No todos los despidos son iguales. La calificación del despido determina qué te corresponde, y la diferencia económica entre uno y otro puede ser muy importante. Estos son los tres tipos que reconoce la ley:
Despido procedente
La empresa acredita una causa válida y suficiente. En este caso, no genera indemnización por despido (más allá de las cantidades que se adeuden, como el finiquito).
Despido improcedente
No queda acreditada la causa, o el despido tiene defectos de forma. La empresa debe optar entre readmitir al trabajador o indemnizarlo.
Despido nulo
Vulnera derechos fundamentales o afecta a situaciones especialmente protegidas (por ejemplo, embarazo). Obliga a la readmisión con abono de los salarios dejados de percibir.
¿Cómo se calcula la indemnización por despido improcedente?

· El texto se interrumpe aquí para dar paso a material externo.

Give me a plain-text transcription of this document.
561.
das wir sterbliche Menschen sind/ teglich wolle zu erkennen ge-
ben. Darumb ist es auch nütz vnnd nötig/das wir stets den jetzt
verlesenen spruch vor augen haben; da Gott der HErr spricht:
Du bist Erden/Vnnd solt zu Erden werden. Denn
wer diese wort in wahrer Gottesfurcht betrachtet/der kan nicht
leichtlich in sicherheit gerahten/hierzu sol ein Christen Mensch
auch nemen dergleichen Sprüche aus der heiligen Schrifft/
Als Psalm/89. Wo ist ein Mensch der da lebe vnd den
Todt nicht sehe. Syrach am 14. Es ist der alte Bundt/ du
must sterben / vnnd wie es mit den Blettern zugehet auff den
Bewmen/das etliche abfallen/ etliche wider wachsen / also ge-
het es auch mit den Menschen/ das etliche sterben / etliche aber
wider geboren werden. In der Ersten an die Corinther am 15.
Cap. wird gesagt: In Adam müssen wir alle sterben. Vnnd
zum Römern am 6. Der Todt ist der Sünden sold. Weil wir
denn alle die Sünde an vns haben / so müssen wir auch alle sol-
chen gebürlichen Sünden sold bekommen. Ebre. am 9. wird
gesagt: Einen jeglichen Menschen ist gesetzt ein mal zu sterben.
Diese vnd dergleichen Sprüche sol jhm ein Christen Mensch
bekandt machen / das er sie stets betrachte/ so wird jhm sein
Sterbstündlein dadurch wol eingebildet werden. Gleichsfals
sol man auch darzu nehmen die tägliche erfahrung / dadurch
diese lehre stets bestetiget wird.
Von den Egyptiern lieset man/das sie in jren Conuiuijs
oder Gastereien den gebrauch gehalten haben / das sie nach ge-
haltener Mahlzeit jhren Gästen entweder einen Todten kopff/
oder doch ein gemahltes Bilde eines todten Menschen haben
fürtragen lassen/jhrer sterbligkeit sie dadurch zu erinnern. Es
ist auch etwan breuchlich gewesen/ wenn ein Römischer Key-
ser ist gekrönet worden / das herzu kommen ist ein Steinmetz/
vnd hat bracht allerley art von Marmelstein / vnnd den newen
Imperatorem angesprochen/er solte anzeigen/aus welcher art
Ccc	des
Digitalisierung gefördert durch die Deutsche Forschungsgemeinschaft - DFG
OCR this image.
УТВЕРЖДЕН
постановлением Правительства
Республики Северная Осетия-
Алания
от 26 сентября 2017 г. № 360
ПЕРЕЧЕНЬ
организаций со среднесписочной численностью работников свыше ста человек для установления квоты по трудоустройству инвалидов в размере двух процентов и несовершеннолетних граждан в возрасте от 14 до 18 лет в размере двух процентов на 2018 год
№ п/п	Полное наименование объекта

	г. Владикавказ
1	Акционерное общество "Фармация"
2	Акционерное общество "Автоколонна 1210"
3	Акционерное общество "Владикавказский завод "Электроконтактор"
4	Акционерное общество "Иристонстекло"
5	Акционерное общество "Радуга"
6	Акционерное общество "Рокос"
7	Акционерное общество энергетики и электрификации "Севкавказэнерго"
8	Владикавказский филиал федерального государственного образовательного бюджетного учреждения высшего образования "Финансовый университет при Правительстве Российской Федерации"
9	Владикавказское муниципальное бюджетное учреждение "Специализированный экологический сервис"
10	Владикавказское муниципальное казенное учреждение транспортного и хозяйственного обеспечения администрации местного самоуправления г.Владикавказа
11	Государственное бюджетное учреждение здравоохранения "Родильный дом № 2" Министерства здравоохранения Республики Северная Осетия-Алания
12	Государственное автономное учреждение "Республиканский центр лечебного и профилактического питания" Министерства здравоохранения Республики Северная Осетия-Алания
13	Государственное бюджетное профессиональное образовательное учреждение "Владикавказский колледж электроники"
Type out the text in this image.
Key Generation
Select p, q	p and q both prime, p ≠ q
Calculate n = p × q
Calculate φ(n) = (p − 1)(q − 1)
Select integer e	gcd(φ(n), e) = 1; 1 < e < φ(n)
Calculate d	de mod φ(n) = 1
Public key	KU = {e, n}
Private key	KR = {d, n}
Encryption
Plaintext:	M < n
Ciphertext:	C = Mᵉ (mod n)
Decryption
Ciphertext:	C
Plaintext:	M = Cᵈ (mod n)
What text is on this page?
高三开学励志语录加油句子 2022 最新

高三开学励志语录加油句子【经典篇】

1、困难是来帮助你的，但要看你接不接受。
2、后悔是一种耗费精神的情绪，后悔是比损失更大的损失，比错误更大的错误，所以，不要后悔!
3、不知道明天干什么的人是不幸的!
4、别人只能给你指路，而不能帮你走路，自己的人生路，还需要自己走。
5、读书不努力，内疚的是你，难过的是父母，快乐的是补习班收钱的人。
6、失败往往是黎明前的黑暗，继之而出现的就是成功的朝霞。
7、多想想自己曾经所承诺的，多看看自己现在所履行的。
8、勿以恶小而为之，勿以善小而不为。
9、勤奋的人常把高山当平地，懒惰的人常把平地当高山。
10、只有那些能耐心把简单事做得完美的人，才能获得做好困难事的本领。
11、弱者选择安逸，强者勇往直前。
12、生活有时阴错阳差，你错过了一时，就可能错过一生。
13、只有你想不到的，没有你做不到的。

Con carácter general, la indemnización por despido improcedente es de 33 días de salario por año trabajado, con un máximo de 24 mensualidades. Para la antigüedad anterior a la reforma laboral de febrero de 2012 se aplica un cálculo distinto (45 días por año para ese periodo), por lo que en contratos antiguos conviene revisar el cómputo con detalle.
El plazo: 20 días hábiles
Este es el punto más crítico. Dispones de 20 días hábiles desde la fecha del despido para reclamar. Es un plazo de caducidad: si pasa, pierdes el derecho a impugnar el despido. No cuentan sábados, domingos ni festivos, pero el margen es muy estrecho.
Qué hacer si te despiden
- No firmes nada como conforme sin revisarlo. Puedes firmar el recibí (la entrega), pero indica "no conforme".
- Guarda toda la documentación: carta de despido, nóminas, contrato y comunicaciones.
- Consulta cuanto antes. El plazo de 20 días corre desde el primer día.